“Asexuals live love emotionally but without sex”

“Asexuals live love emotionally but without sex”

Sexuality

Asexuals live their love and their relationship in an emotionally intense way, but without sex, because they don’t feel like it and they don’t feel the need

“Asexuals live love emotionally but without sex”

As pleasant and good for health as it is, many find it hard to believe that some people live without sex. And we are not talking about those who do not have with whom to share those ‘little moments’, but about those who by their own decision do not carry out the sexual act, whether or not they have a partner.

And the asexuality is a very loaded concept: on the one hand, sexologists affirm that it is and should be recognized as a sexual orientation important, as are heterosexuality, homosexuality, and bisexuality. Instead, another camp sees it as a ‘low libido’ or a generalized type of hypoactive sexual desire disorder.

But first of all, as requested by the psychologist and sexologist Silvia Sanz, author of the book ‘Sexamor’, it must be clarified that the term asexual refers to those people who do not have sexual attraction and they do not feel desire neither towards women nor towards men. That does not mean that they will not share their life with someone. «They live their love and their relationship in an intense emotional way, but without sex, because they don’t feel like it and they don’t have the need. They can feel attraction and even sexual arousal and it is not the same as having low libido, nor is it caused by trauma or medical problems, nor do they repress their sexual desires “, says the expert.

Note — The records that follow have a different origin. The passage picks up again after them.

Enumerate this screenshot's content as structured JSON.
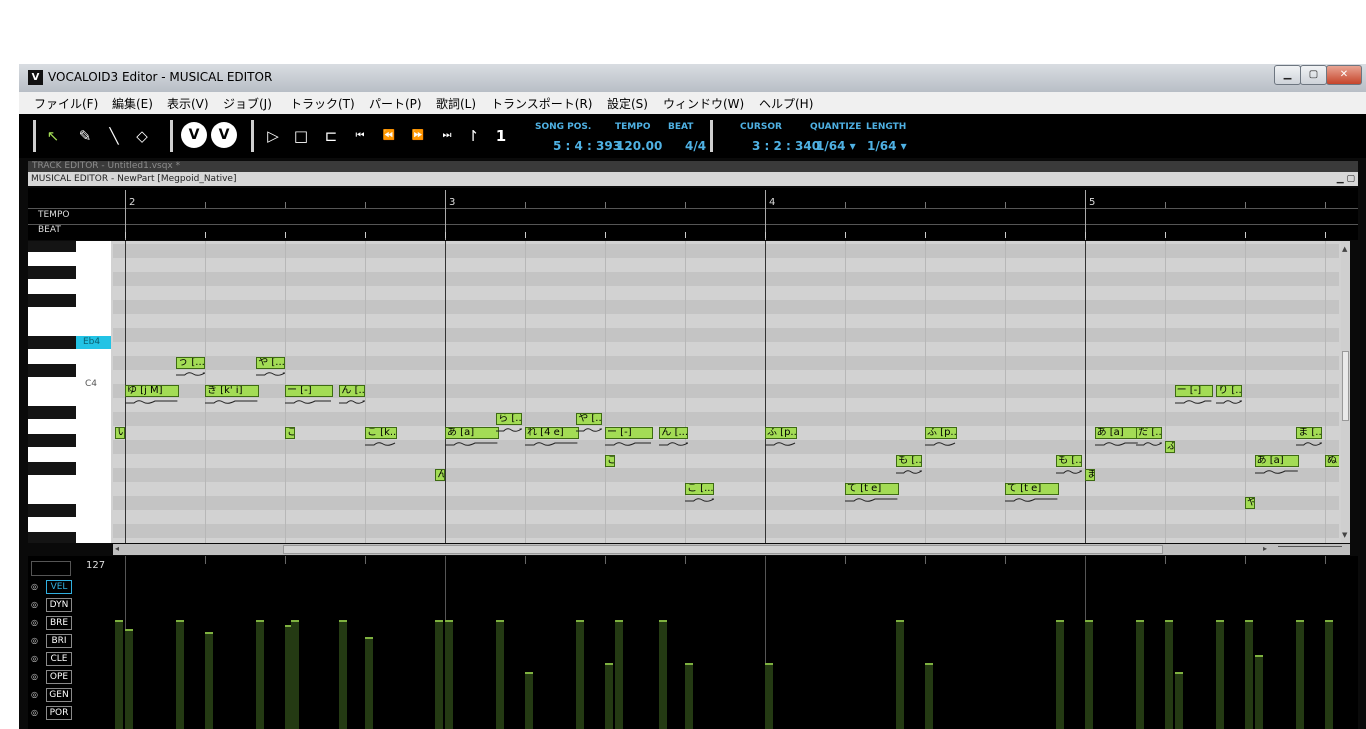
{
  "window": {
    "title": "VOCALOID3 Editor - MUSICAL EDITOR",
    "app_icon": "V"
  },
  "menu": [
    "ファイル(F)",
    "編集(E)",
    "表示(V)",
    "ジョブ(J)",
    "トラック(T)",
    "パート(P)",
    "歌詞(L)",
    "トランスポート(R)",
    "設定(S)",
    "ウィンドウ(W)",
    "ヘルプ(H)"
  ],
  "toolbar": {
    "tools": [
      "arrow-tool-icon",
      "pencil-tool-icon",
      "line-tool-icon",
      "eraser-tool-icon"
    ],
    "transport": [
      "play-icon",
      "stop-icon",
      "loop-icon",
      "go-start-icon",
      "rewind-icon",
      "fast-forward-icon",
      "go-end-icon",
      "start-marker-icon",
      "end-marker-icon"
    ],
    "song_pos_label": "SONG POS.",
    "song_pos": "5 : 4 : 393",
    "tempo_label": "TEMPO",
    "tempo": "120.00",
    "beat_label": "BEAT",
    "beat": "4/4",
    "cursor_label": "CURSOR",
    "cursor": "3 : 2 : 340",
    "quantize_label": "QUANTIZE",
    "quantize": "1/64 ▾",
    "length_label": "LENGTH",
    "length": "1/64 ▾"
  },
  "track_editor_title": "TRACK EDITOR - Untitled1.vsqx *",
  "musical_editor_title": "MUSICAL EDITOR - NewPart [Megpoid_Native]",
  "ruler": {
    "tempo_label": "TEMPO",
    "beat_label": "BEAT",
    "bars": [
      "2",
      "3",
      "4",
      "5"
    ]
  },
  "keys": {
    "highlight": "Eb4",
    "c4": "C4"
  },
  "notes": [
    {
      "lyric": "う [...",
      "t": 0.16,
      "row": 8,
      "len": 0.09
    },
    {
      "lyric": "や [...",
      "t": 0.41,
      "row": 8,
      "len": 0.09
    },
    {
      "lyric": "ゆ [j M]",
      "t": 0.0,
      "row": 10,
      "len": 0.17
    },
    {
      "lyric": "き [k' i]",
      "t": 0.25,
      "row": 10,
      "len": 0.17
    },
    {
      "lyric": "ー [-]",
      "t": 0.5,
      "row": 10,
      "len": 0.15
    },
    {
      "lyric": "ん [...",
      "t": 0.67,
      "row": 10,
      "len": 0.08
    },
    {
      "lyric": "い",
      "t": -0.03,
      "row": 13,
      "len": 0.03
    },
    {
      "lyric": "こ",
      "t": 0.5,
      "row": 13,
      "len": 0.03
    },
    {
      "lyric": "こ [k...",
      "t": 0.75,
      "row": 13,
      "len": 0.1
    },
    {
      "lyric": "あ [a]",
      "t": 1.0,
      "row": 13,
      "len": 0.17
    },
    {
      "lyric": "ら [...",
      "t": 1.16,
      "row": 12,
      "len": 0.08
    },
    {
      "lyric": "れ [4 e]",
      "t": 1.25,
      "row": 13,
      "len": 0.17
    },
    {
      "lyric": "や [...",
      "t": 1.41,
      "row": 12,
      "len": 0.08
    },
    {
      "lyric": "ー [-]",
      "t": 1.5,
      "row": 13,
      "len": 0.15
    },
    {
      "lyric": "ん [...",
      "t": 1.67,
      "row": 13,
      "len": 0.09
    },
    {
      "lyric": "こ",
      "t": 1.5,
      "row": 15,
      "len": 0.03
    },
    {
      "lyric": "ん",
      "t": 0.97,
      "row": 16,
      "len": 0.03
    },
    {
      "lyric": "こ [...",
      "t": 1.75,
      "row": 17,
      "len": 0.09
    },
    {
      "lyric": "ふ [p...",
      "t": 2.0,
      "row": 13,
      "len": 0.1
    },
    {
      "lyric": "て [t e]",
      "t": 2.25,
      "row": 17,
      "len": 0.17
    },
    {
      "lyric": "も [...",
      "t": 2.41,
      "row": 15,
      "len": 0.08
    },
    {
      "lyric": "ふ [p...",
      "t": 2.5,
      "row": 13,
      "len": 0.1
    },
    {
      "lyric": "て [t e]",
      "t": 2.75,
      "row": 17,
      "len": 0.17
    },
    {
      "lyric": "も [...",
      "t": 2.91,
      "row": 15,
      "len": 0.08
    },
    {
      "lyric": "ま",
      "t": 3.0,
      "row": 16,
      "len": 0.03
    },
    {
      "lyric": "あ [a]",
      "t": 3.03,
      "row": 13,
      "len": 0.14
    },
    {
      "lyric": "だ [...",
      "t": 3.16,
      "row": 13,
      "len": 0.08
    },
    {
      "lyric": "ふ",
      "t": 3.25,
      "row": 14,
      "len": 0.03
    },
    {
      "lyric": "ー [-]",
      "t": 3.28,
      "row": 10,
      "len": 0.12
    },
    {
      "lyric": "り [...",
      "t": 3.41,
      "row": 10,
      "len": 0.08
    },
    {
      "lyric": "や",
      "t": 3.5,
      "row": 18,
      "len": 0.03
    },
    {
      "lyric": "あ [a]",
      "t": 3.53,
      "row": 15,
      "len": 0.14
    },
    {
      "lyric": "ま [...",
      "t": 3.66,
      "row": 13,
      "len": 0.08
    },
    {
      "lyric": "ぬ",
      "t": 3.75,
      "row": 15,
      "len": 0.05
    }
  ],
  "control": {
    "max_label": "127",
    "params": [
      "VEL",
      "DYN",
      "BRE",
      "BRI",
      "CLE",
      "OPE",
      "GEN",
      "POR"
    ],
    "active": "VEL"
  },
  "velocity": [
    {
      "t": -0.03,
      "v": 0.63
    },
    {
      "t": 0.0,
      "v": 0.58
    },
    {
      "t": 0.16,
      "v": 0.63
    },
    {
      "t": 0.25,
      "v": 0.56
    },
    {
      "t": 0.41,
      "v": 0.63
    },
    {
      "t": 0.5,
      "v": 0.6
    },
    {
      "t": 0.52,
      "v": 0.63
    },
    {
      "t": 0.67,
      "v": 0.63
    },
    {
      "t": 0.75,
      "v": 0.53
    },
    {
      "t": 0.97,
      "v": 0.63
    },
    {
      "t": 1.0,
      "v": 0.63
    },
    {
      "t": 1.16,
      "v": 0.63
    },
    {
      "t": 1.25,
      "v": 0.33
    },
    {
      "t": 1.41,
      "v": 0.63
    },
    {
      "t": 1.5,
      "v": 0.38
    },
    {
      "t": 1.53,
      "v": 0.63
    },
    {
      "t": 1.67,
      "v": 0.63
    },
    {
      "t": 1.75,
      "v": 0.38
    },
    {
      "t": 2.0,
      "v": 0.38
    },
    {
      "t": 2.41,
      "v": 0.63
    },
    {
      "t": 2.5,
      "v": 0.38
    },
    {
      "t": 2.91,
      "v": 0.63
    },
    {
      "t": 3.0,
      "v": 0.63
    },
    {
      "t": 3.16,
      "v": 0.63
    },
    {
      "t": 3.25,
      "v": 0.63
    },
    {
      "t": 3.28,
      "v": 0.33
    },
    {
      "t": 3.41,
      "v": 0.63
    },
    {
      "t": 3.5,
      "v": 0.63
    },
    {
      "t": 3.53,
      "v": 0.43
    },
    {
      "t": 3.66,
      "v": 0.63
    },
    {
      "t": 3.75,
      "v": 0.63
    }
  ]
}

“Asexuals live their love and their relationship in an intense emotional way but without sex”
Silvia Sanz , Psychologist and sexologist

And it should not be confused with abstinence or celibacy, where there is a deliberate decision to abstain from having sex in the first case and not to have sex, or marriage, or relationships in the second.

It’s a problem?

Sexual orientation is not a fixed thing and variability is a natural element when it comes to sexual orientation, so it doesn’t have to be something you adopt on any given day and stick with it forever. Asexuals lack sexual desire, but they can experience a romantic orientation. This means that they may not have sexual feelings, but some of them want to seek love.

Asexual people can have sex through masturbation or with a partner. They just don’t feel sexually attracted to people, they feel no desire. It is a sexual orientation or a lack of it. There can be different degrees of asexuality, from the absolute ones to those who have sex with love ”, clarifies Silvia Sanz.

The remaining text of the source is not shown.